At lunch, my friend Professor Lipsick and I noted that on the courts the friendly camaraderie had turned to something slightly more intense. “I remember something assistant coach Ross Case told me my first year,” Joe said. “I had been generous, as he might have put it, with my line calls. If it was questionable I would always call it good. Ross was watching my match and finally walked over in frustration. ‘Mate,’ he whispered loudly, ‘we’re not here to win the sportsmanship award.’” This came to mind in the afternoon doubles. Coach Stolle has paired me with our assistant trainer Jason Palmenteer, a very good athlete, tall, lanky and—most important—young, but only an occasional tennis player. Jason, whose full-time job is in Florida at Nova Southeastern University, had a reputation for inconsistency and wildness in his game. Stockton, for some reason, thought I might be a calming influence. I thought I would probably introduce him to net-cord losses. Our opponents—Bob and Tony—were wily veterans with lots of spin and slice to their games. Tony would later say he imagined that Jason would give them enough “free” points for them to carry the day. At 2-2 in the first set I began to worry, particularly after a close baseline call on our lob, and what I thought to be a very wrong call on my next serve. Amazingly, their coach Marty Reissen, watching from behind the fence, supported my objection, and Bob and Tony conceded the point. There were no disputed calls from then on, and we won 6-3, 6-0 behind Jason’s big, effective serves. Sadly there was little good news for our team. We’d led by a point after the morning singles, but were crushed by Emmo’s Wankers in the afternoon doubles. We may just be playing for pride going forward.

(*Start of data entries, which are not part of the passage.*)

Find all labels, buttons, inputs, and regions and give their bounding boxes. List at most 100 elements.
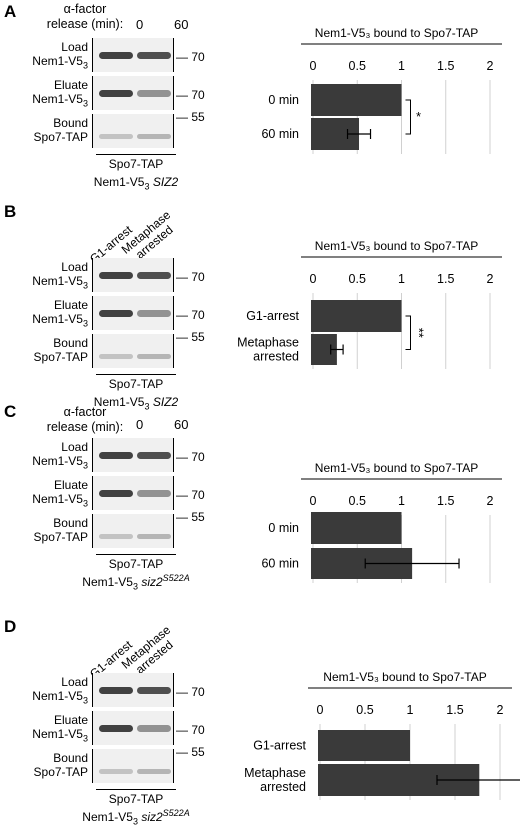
molecular-weight-marker: — 70 xyxy=(176,88,205,102)
strain-caption: Spo7-TAP Nem1-V53 siz2S522A xyxy=(66,792,206,828)
significance-marker: ** xyxy=(412,328,427,338)
mw-value: 70 xyxy=(191,88,205,102)
category-label-line: arrested xyxy=(253,350,299,364)
row-label-line1: Load xyxy=(61,440,88,454)
row-label-line2: Nem1-V5 xyxy=(32,92,83,106)
protein-band xyxy=(99,52,133,59)
strain-superscript: S522A xyxy=(162,573,190,583)
molecular-weight-marker: — 55 xyxy=(176,110,205,124)
panel-letter: D xyxy=(4,617,16,637)
release-header: α-factor release (min): xyxy=(40,2,130,32)
western-blot xyxy=(92,711,174,745)
blot-row-label: Bound Spo7-TAP xyxy=(20,516,88,548)
mw-value: 70 xyxy=(191,685,205,699)
row-label-line1: Load xyxy=(61,40,88,54)
strain-line-1: Spo7-TAP xyxy=(108,792,164,806)
row-label-line2: Nem1-V5 xyxy=(32,727,83,741)
x-tick-label: 1.5 xyxy=(437,272,454,286)
molecular-weight-marker: — 70 xyxy=(176,488,205,502)
panel-letter: A xyxy=(4,2,16,22)
strain-line-2: Nem1-V5 xyxy=(93,395,145,409)
strain-caption: Spo7-TAP Nem1-V53 SIZ2 xyxy=(66,157,206,193)
mw-value: 70 xyxy=(191,723,205,737)
molecular-weight-marker: — 70 xyxy=(176,308,205,322)
strain-subscript: 3 xyxy=(132,581,138,592)
blot-row-label: Bound Spo7-TAP xyxy=(20,751,88,783)
header-line-1: α-factor xyxy=(63,2,107,16)
bar xyxy=(318,730,410,761)
x-tick-label: 1 xyxy=(398,59,405,73)
western-blot xyxy=(92,334,174,368)
lane-label-text: 0 xyxy=(136,17,144,32)
row-label-line1: Bound xyxy=(53,751,88,765)
protein-band xyxy=(137,52,171,59)
row-label-subscript: 3 xyxy=(82,695,88,706)
protein-band xyxy=(99,272,133,279)
protein-band xyxy=(137,272,171,279)
protein-band xyxy=(99,354,133,359)
western-blot xyxy=(92,296,174,330)
row-label-line2: Spo7-TAP xyxy=(33,130,88,144)
mw-tick: — xyxy=(176,330,192,344)
category-label: Metaphase arrested xyxy=(244,766,306,794)
mw-tick: — xyxy=(176,50,192,64)
mw-tick: — xyxy=(176,488,192,502)
protein-band xyxy=(137,725,171,732)
x-tick-label: 0.5 xyxy=(349,272,366,286)
x-tick-label: 0 xyxy=(310,272,317,286)
mw-tick: — xyxy=(176,88,192,102)
category-label: Metaphase arrested xyxy=(237,336,299,364)
category-label: 0 min xyxy=(268,521,299,535)
bar xyxy=(311,300,402,332)
western-blot xyxy=(92,258,174,292)
protein-band xyxy=(137,354,171,359)
row-label-line2: Spo7-TAP xyxy=(33,530,88,544)
lane-label-text: 0 xyxy=(136,417,144,432)
row-label-line2: Spo7-TAP xyxy=(33,765,88,779)
protein-band xyxy=(99,134,133,139)
mw-tick: — xyxy=(176,308,192,322)
significance-marker: * xyxy=(416,109,421,124)
lane-label-text: 60 xyxy=(174,17,189,32)
mw-tick: — xyxy=(176,745,192,759)
row-label-line2: Nem1-V5 xyxy=(32,274,83,288)
strain-line-1: Spo7-TAP xyxy=(108,557,164,571)
x-tick-label: 2 xyxy=(497,703,504,717)
chart-title: Nem1-V5₃ bound to Spo7-TAP xyxy=(315,239,478,253)
molecular-weight-marker: — 70 xyxy=(176,450,205,464)
blot-row-label: Load Nem1-V53 xyxy=(20,440,88,472)
protein-band xyxy=(99,769,133,774)
category-label-line: Metaphase xyxy=(244,766,306,780)
x-tick-label: 1 xyxy=(398,494,405,508)
strain-line-1: Spo7-TAP xyxy=(108,157,164,171)
significance-bracket xyxy=(405,99,411,135)
category-label-line: arrested xyxy=(260,780,306,794)
x-tick-label: 0.5 xyxy=(349,494,366,508)
protein-band xyxy=(137,452,171,459)
row-label-line1: Eluate xyxy=(53,713,88,727)
western-blot xyxy=(92,514,174,548)
protein-band xyxy=(99,534,133,539)
protein-band xyxy=(137,490,171,497)
row-label-line2: Nem1-V5 xyxy=(32,454,83,468)
lane-label: 0 xyxy=(136,17,143,32)
blot-row-label: Eluate Nem1-V53 xyxy=(20,298,88,330)
strain-subscript: 3 xyxy=(132,816,138,827)
molecular-weight-marker: — 70 xyxy=(176,723,205,737)
strain-gene: SIZ2 xyxy=(152,395,179,409)
x-tick-label: 0 xyxy=(317,703,324,717)
blot-row-label: Load Nem1-V53 xyxy=(20,675,88,707)
chart-title: Nem1-V5₃ bound to Spo7-TAP xyxy=(323,670,486,684)
mw-value: 70 xyxy=(191,488,205,502)
mw-value: 70 xyxy=(191,50,205,64)
strain-line-2: Nem1-V5 xyxy=(93,175,145,189)
row-label-line1: Bound xyxy=(53,116,88,130)
x-tick-label: 1.5 xyxy=(437,494,454,508)
x-tick-label: 0.5 xyxy=(356,703,373,717)
strain-superscript: S522A xyxy=(162,808,190,818)
mw-tick: — xyxy=(176,510,192,524)
category-label: 0 min xyxy=(268,93,299,107)
row-label-line2: Nem1-V5 xyxy=(32,312,83,326)
strain-subscript: 3 xyxy=(144,401,150,412)
category-label: G1-arrest xyxy=(246,309,299,323)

One final Tuesday vignette: First: Every afternoon, after the doubles have finished, selected campers play “fantasy sets” with a pair of Legends. There are typically eight fantasy matches in the two hours before happy hour and the rest of us can either start drinking, go back to the room and nap, or attend a clinic focused on a certain stroke or match situation. Today, Emmo and Laver were scheduled to run a clinic on serving, but the Rocket didn’t appear until about 45 minutes after our start. By then, slightly annoyed, Roy was telling jokes about his mate, focused on the fact that his left arm was—in his heyday—about twice the size of his right arm. “His wife Mary and Rocket couldn’t sleep in the same bed,” Roy insisted, “because when he’d turn over in his sleep, his left arm would knock her out. And you couldn’t serve him champagne, because he’d break the glass trying to hold it.” Of course, when the Rocket showed up, all was forgiven. “I was so impressed watching all your matches today,” he told us. “When I saw you yesterday, I didn’t realize any of you could be bothered to run. But now, when you did, I can see you know how to play pretty well.” Some might call it damning with faint praise, but he said it so gently, almost sweetly, that it didn’t sound faint at all. On to Wednesday.